No, it didn't used to be you're male or female.
In traditional western society that's what we're taught. You are either a boy or a girl, male or female. Blue or pink, a doll or a truck. That is what I was presented with when I was growing up. There were no alternative options...that's not to say
they didn't exist...they just were not given as an option. Nowadays some parents are a bit more open minded and are allowing their kids to develop their own identities by presenting them with options rather than pushing the identity of "boy" or "girl" at the beginning.
Intersex people did not just start existing this year
....I've been horrified by the transphobia on FSU over the recent months, but it's not all that much better to celebrate suddenly accepting something that should have been known and celebrated and accepted decades if not centuries ago.
People exist in different spheres. Someone's experience as part of a particular community comes with knowledge that is often exclusive or inherent to that community as it affects them personally. For someone who is
not part of that community, it's unfair to expect them to just know something everyone in that community already knows.
I'm in my 30s and not part of the LGBT community. I knew about male, female, trans, straight, gay and bi-sexual. Queer is something I just learned about a few years ago when the Q was added; I'm still trying to learn what non-binary, cisgender, gender fluid, etc. are. But I'm open to learning because I want to understand.
It's like what's going on in America right now. As a black person, I've known about systemic racism my entire life because I am part of that community.
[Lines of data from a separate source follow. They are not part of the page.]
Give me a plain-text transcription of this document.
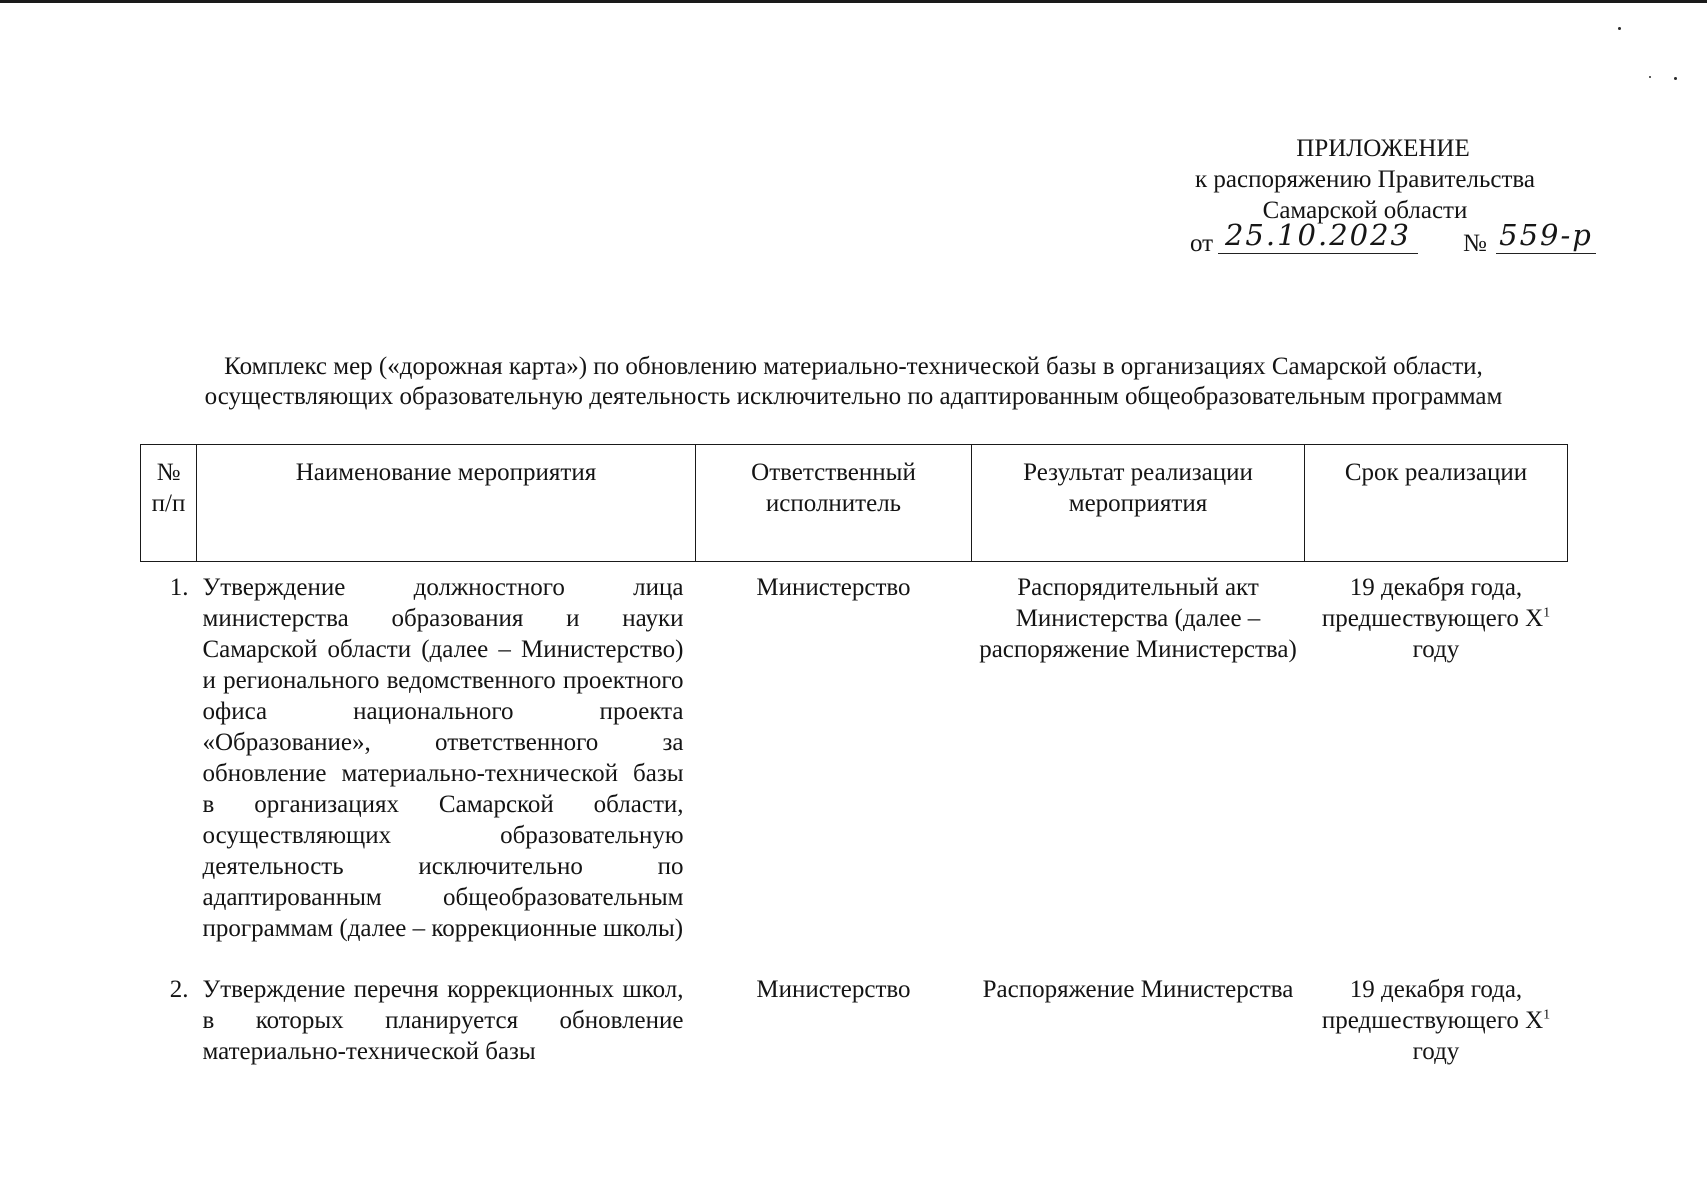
ПРИЛОЖЕНИЕ
к распоряжению Правительства
Самарской области
от 25.10.2023 № 559-р
Комплекс мер («дорожная карта») по обновлению материально-технической базы в организациях Самарской области,
осуществляющих образовательную деятельность исключительно по адаптированным общеобразовательным программам
№ п/п	Наименование мероприятия	Ответственный исполнитель	Результат реализации мероприятия	Срок реализации
1.	Утверждение должностного лица министерства образования и науки Самарской области (далее – Министерство) и регионального ведомственного проектного офиса национального проекта «Образование», ответственного за обновление материально-технической базы в организациях Самарской области, осуществляющих образовательную деятельность исключительно по адаптированным общеобразовательным программам (далее – коррекционные школы)	Министерство	Распорядительный акт Министерства (далее – распоряжение Министерства)	19 декабря года, предшествующего $X^1$ году
2.	Утверждение перечня коррекционных школ, в которых планируется обновление материально-технической базы	Министерство	Распоряжение Министерства	19 декабря года, предшествующего $X^1$ году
However, there are a lot of non-black people who are learning about it for the first time. Like you said, I want to say everyone
should have known about it because it's been going on for centuries in this country, but I understand how someone who is not a part of the black community may not know because they don't see the world from my perspective. But people are waking up to it and educating themselves about it and, hopefully, change will come from it. I hope the same thing will happen for the LGBTQ+ community.
I say all of that to say sometimes ignorance isn't malicious--it's just ignorance: a lack of knowledge or information. When you have knowledge that others don't, sometimes you should try to educate them and open their minds rather than hold what they don't know against them. However, "stupidity is the deliberate cultivation of ignorance." Not everyone is receptive to knowledge; a lot of people like being ignorant and when that's the case, there isn't much you can do.